Nepal’s government has unveiled a two-pronged response to the country’s long-running land crisis, one that tightens enforcement against encroachment while simultaneously offering protections for its most marginalised citizens. It is a delicate balancing act, and whether it holds together in practice remains very much an open question.
A Nationwide Operation Takes Shape
The Home Ministry has launched a sweeping directive to all 77 district administration offices, instructing them to identify illegally occupied public and government lands, draw up detailed clearance plans, and submit those plans for central approval before any action is taken. The move marks a significant shift from what had largely been a piecemeal, Kathmandu-centric approach, bringing the operation under coordinated, ministry-level oversight.
The circular, signed by section officer Krishna Devkota, requires local authorities to work alongside relevant agencies in compiling encroachment data and developing phased removal strategies. Notably, security support can only be arranged after ministerial clearance has been formally granted. Whether this centralised approval process serves as a genuine procedural safeguard or simply becomes a political filter deciding which operations proceed will depend entirely on how it is applied.
Running alongside the enforcement drive is a public commitment from Urban Development Minister Sunil Lamsal and Federal Affairs Minister Pratibha Rawal that no clearances will go ahead until genuine squatters have been identified and provided with safe housing, healthcare, nutritional support, and relocations that respect their privacy and dignity. Both ministers made specific reference to protections for women and persons with disabilities, a notable policy clarification given the growing international attention the issue has attracted.
Monsoon Pressures Shaping the Timeline
The government has pointed to flood risk as the driving force behind recent evictions in Thapathali, Shantinahar, Gairigaun, and Gothatar, with the monsoon season bearing down on riverside settlements. The Ministry of Federal Affairs has instructed all local governments to put squatter identification and resettlement plans in place before proceeding further.
The two-pronged approach sits as Point 92 within the government’s 100-point governance agenda, and appears calibrated partly in response to sustained criticism from human rights organisations, including an open letter from three international bodies and comparisons to “Gaza-style demolition” by commentator Dr Mitra Pariyar.
The Weight of History
The credibility of any “identification first” pledge rests on a deeply troubled track record. A Rs 230 million (approximately $1.52 million) resettlement project at Ichangu Narayan stands as a cautionary example: not a single displaced family moved into the prepared housing, put off by inadequate facilities and remote, impractical locations. That failure is not an isolated one. Twenty-two commissions formed since 1952 have all failed to resolve the underlying crisis, with successive governments typically dissolving whatever their predecessors set up and beginning again from scratch.
The scale of the problem is considerable. An estimated 2.1 million people in Nepal live without formal land rights, a population that spans freed Kamaiya bonded labourers, conflict-displaced families, and urban migrants, each group with distinct circumstances that resist any uniform policy fix.

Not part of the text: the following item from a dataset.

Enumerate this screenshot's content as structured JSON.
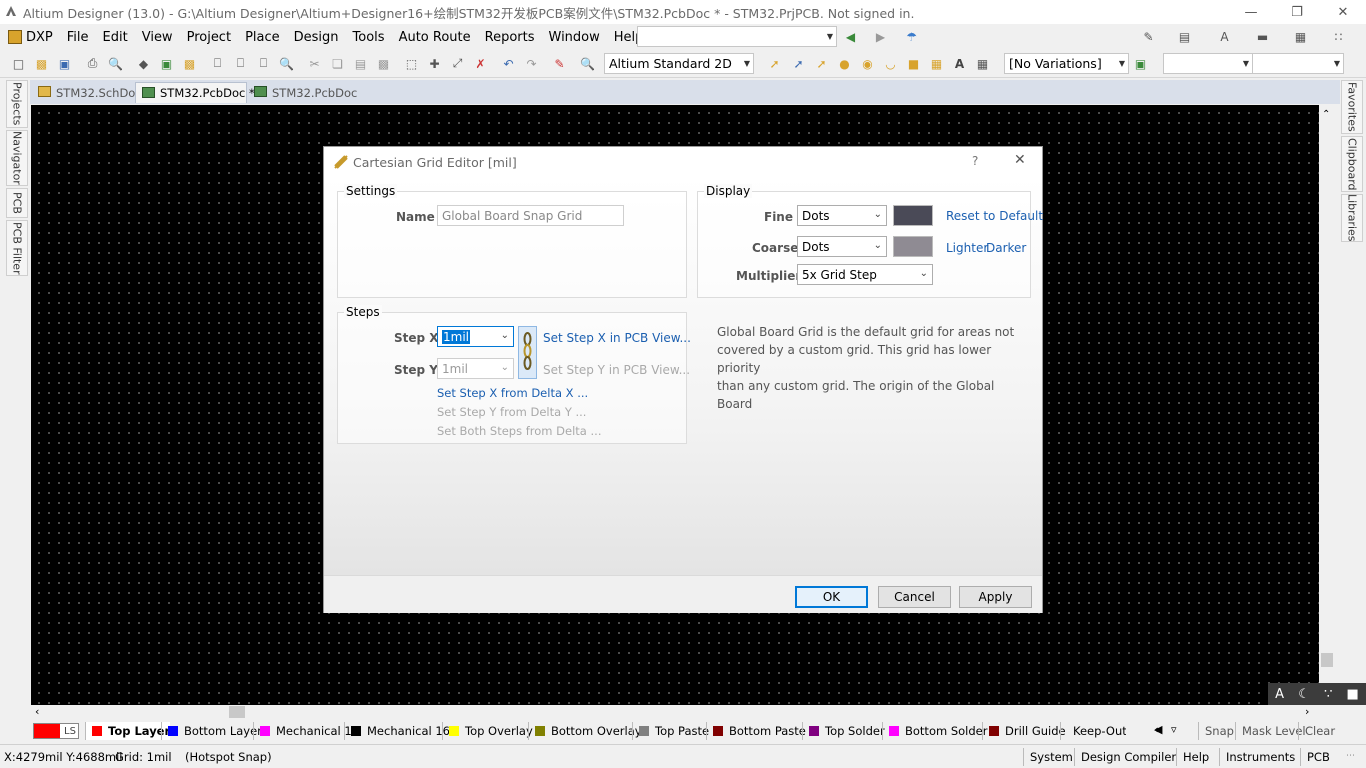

Nepal’s 2015 Constitution guarantees every citizen the right to appropriate housing and prohibits eviction except in strict accordance with the law. Article 40 goes further, placing an explicit obligation on the state to provide housing and land to landless Dalits. The gap between that constitutional language and the lived reality of millions of people remains as wide as it has ever been.
The coming weeks will offer some indication of whether this latest coordinated approach represents a genuine shift or simply another turn in a weary cycle of announcement and disappointment. For the country’s most vulnerable citizens, that distinction is not an abstract one.